Ook wij hadden vroeger een stacaravan. Hoe oud zal ik zijn geweest? Een jaar of zes, zeven dacht ik, maar mijn moeder vertelde dat ik acht jaar was toen onze sleurhut werd vervangen door een stacaravan. Aan de overkant van de camping lag een boerderij. Heerlijk vond ik dat. Ik was er iedere dag te vinden. En als ik rond etenstijd terug naar huis ging en bij de caravan kwam, trok mijn moeder buiten mijn kleren uit. Ik leek wel een wandelende varkensstal zei ze altijd, zo rook ik.
Als kind wilde ik, net als veel kinderen, huisdieren. Mijn ouders waren bezige bijen. Ze werkten allebei, hadden een eigen onderneming en hadden daarnaast een druk sociaal leven. Een huisdier was gewoon lastig vonden ze. Zeker een hond, die moet je een paar keer per dag uitlaten. Daar hadden ze gewoon geen tijd voor.
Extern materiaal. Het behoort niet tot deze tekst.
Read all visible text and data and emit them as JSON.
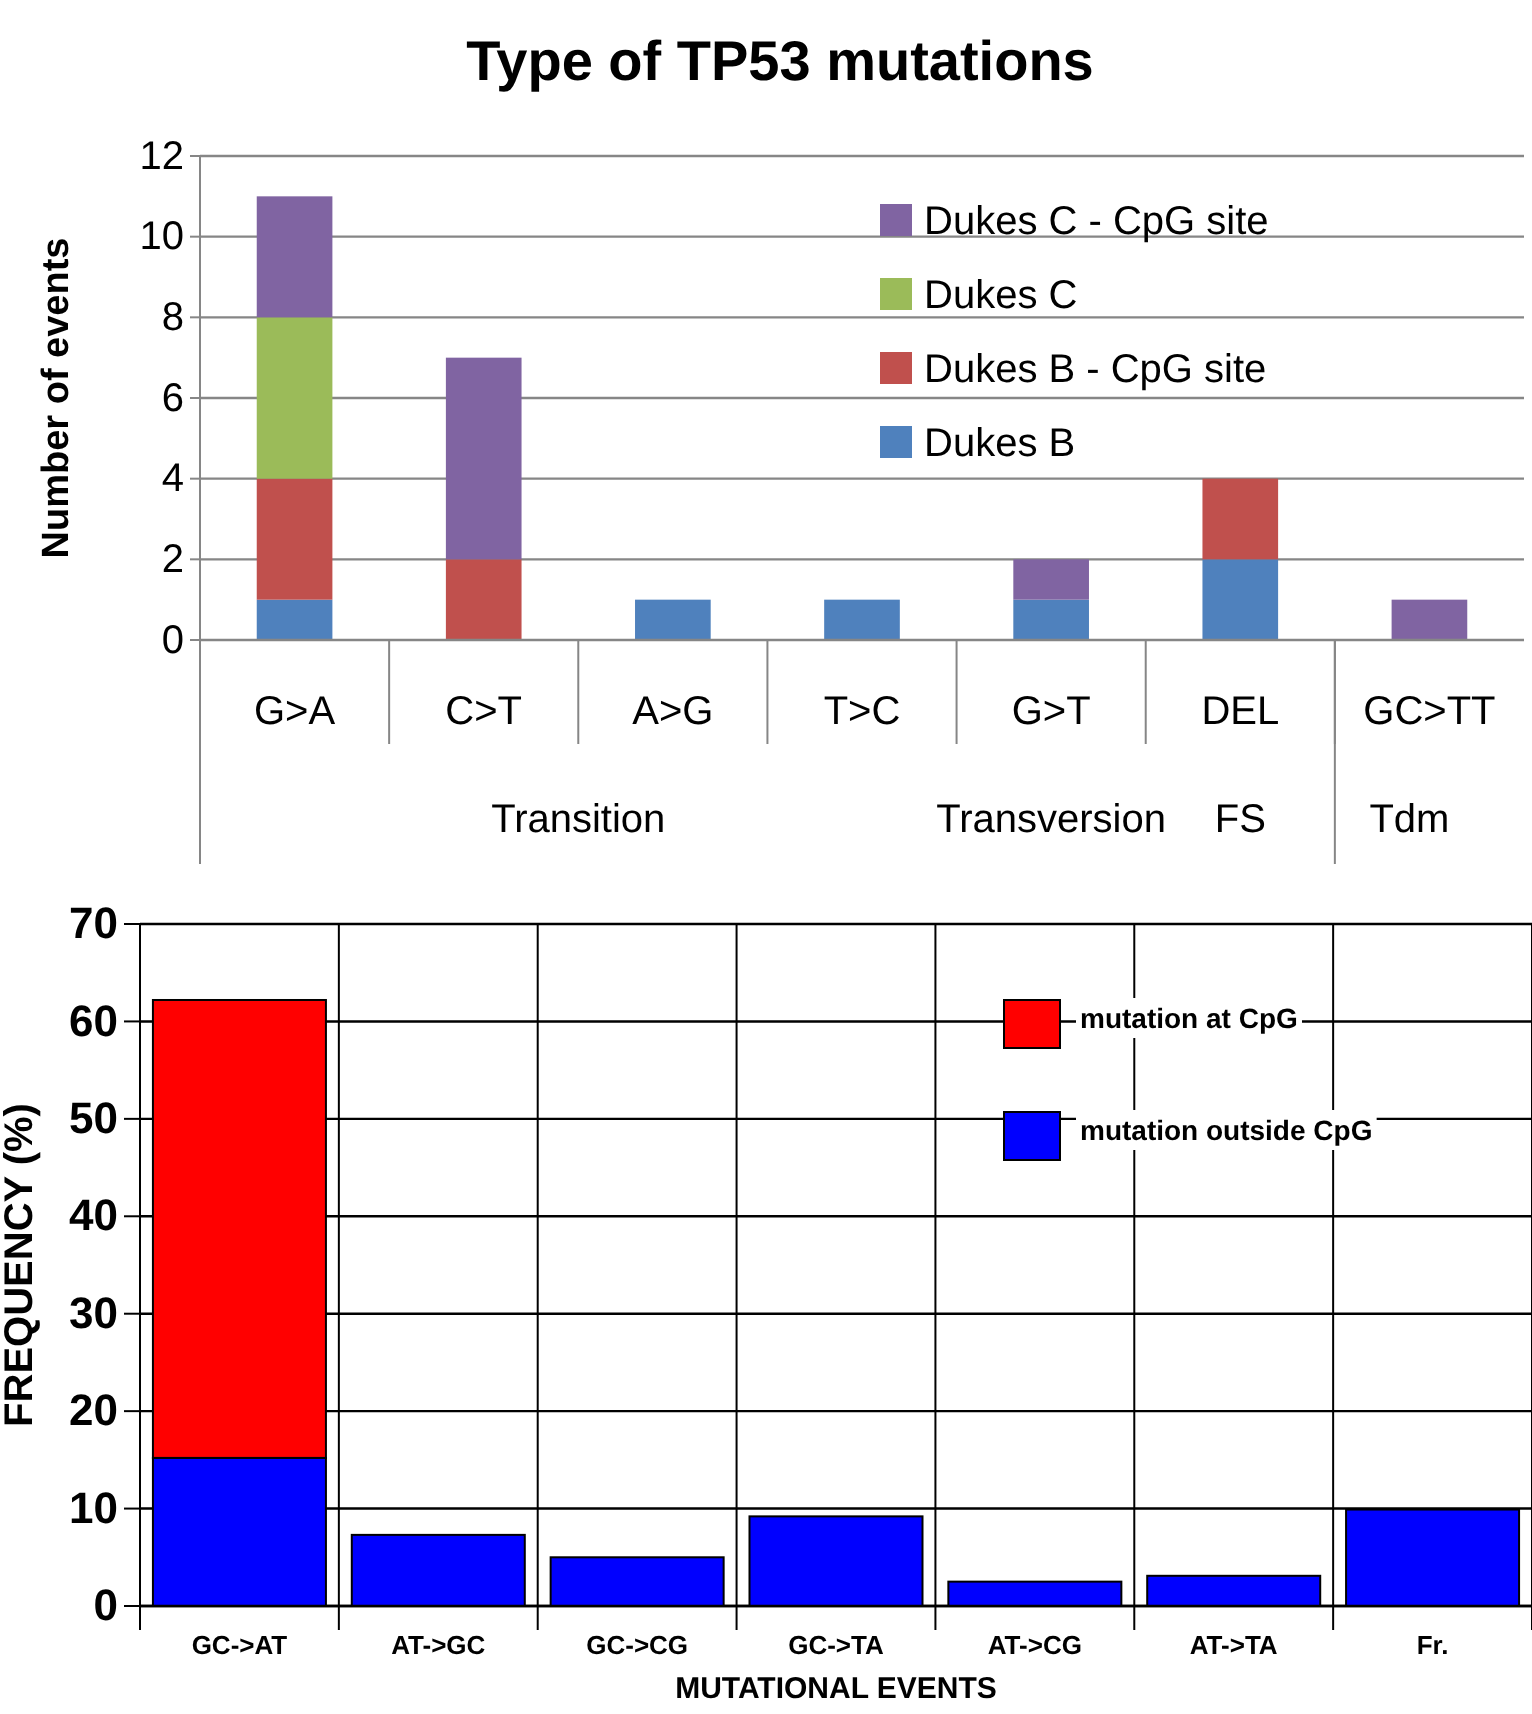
{
  "chart_data": [
    {
      "type": "bar",
      "title": "Type of TP53 mutations",
      "ylabel": "Number of events",
      "stacked": true,
      "categories": [
        "G>A",
        "C>T",
        "A>G",
        "T>C",
        "G>T",
        "DEL",
        "GC>TT"
      ],
      "series": [
        {
          "name": "Dukes B",
          "color": "#4f81bd",
          "values": [
            1,
            0,
            1,
            1,
            1,
            2,
            0
          ]
        },
        {
          "name": "Dukes B - CpG site",
          "color": "#c0504d",
          "values": [
            3,
            2,
            0,
            0,
            0,
            2,
            0
          ]
        },
        {
          "name": "Dukes C",
          "color": "#9bbb59",
          "values": [
            4,
            0,
            0,
            0,
            0,
            0,
            0
          ]
        },
        {
          "name": "Dukes C - CpG site",
          "color": "#8064a2",
          "values": [
            3,
            5,
            0,
            0,
            1,
            0,
            1
          ]
        }
      ],
      "ylim": [
        0,
        12
      ],
      "yticks": [
        0,
        2,
        4,
        6,
        8,
        10,
        12
      ],
      "grid": "y",
      "legend": "top right",
      "annotations": [
        "Transition",
        "Transversion",
        "FS",
        "Tdm"
      ]
    },
    {
      "type": "bar",
      "xlabel": "MUTATIONAL EVENTS",
      "ylabel": "FREQUENCY (%)",
      "stacked": true,
      "categories": [
        "GC->AT",
        "AT->GC",
        "GC->CG",
        "GC->TA",
        "AT->CG",
        "AT->TA",
        "Fr."
      ],
      "series": [
        {
          "name": "mutation outside CpG",
          "color": "#0000ff",
          "values": [
            15.2,
            7.3,
            5,
            9.2,
            2.5,
            3.1,
            9.9
          ]
        },
        {
          "name": "mutation at CpG",
          "color": "#ff0000",
          "values": [
            47,
            0,
            0,
            0,
            0,
            0,
            0
          ]
        }
      ],
      "ylim": [
        0,
        70
      ],
      "yticks": [
        0,
        10,
        20,
        30,
        40,
        50,
        60,
        70
      ],
      "grid": true,
      "legend": "top right"
    }
  ]
}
En eigenlijk hadden ze wel gelijk, je zorgt er goed voor of je begint er niet aan. Toch kreeg ik uiteindelijk mijn zin. Weliswaar geen hond, maar een cavia. Ik kreeg het beestje voor mijn verjaardag van vrienden van mijn ouders. Dat kon prima, vonden zij. Die hoef je niet uit te laten en vergt niet veel verzorging. Mijn moeder dacht daar anders over en was ‘not amused’. Er ging wel degelijk aardig wat tijd in zitten. Je moest, vond ze, het onderkomen van zo’n beestje zeer regelmatig verschonen, anders zou het naar pis gaan stinken. Daar had ze een punt; cavia’s pissen vaker dan katten. Dus verschoonde ze een paar keer per week zijn ‘huis’; een groot glazen hok. Onderin ging een laag kranten en daarop een baal hooi. Ook wilde ze dat het beestje af en toe andijvie kreeg in plaats van hardvoer. Die andijvie moest ik dan bij de groenteboer halen, dat deed ze niet, ik wilde tenslotte een huisdier. Maar daar had ik geen zin in, dat was lastig;-) hardvoer was prima vond ik. Soms werd ze dan boos en slenterde ik toch maar naar de groenteboer. Of het overigens een vrouwtje of een mannetje was, weet ik niet meer. Ook herinner ik me zijn of haar naam niet, tot grote verbazing van mijn vriend, die alle namen van alle katten en honden die zij vroeger hadden nog weet.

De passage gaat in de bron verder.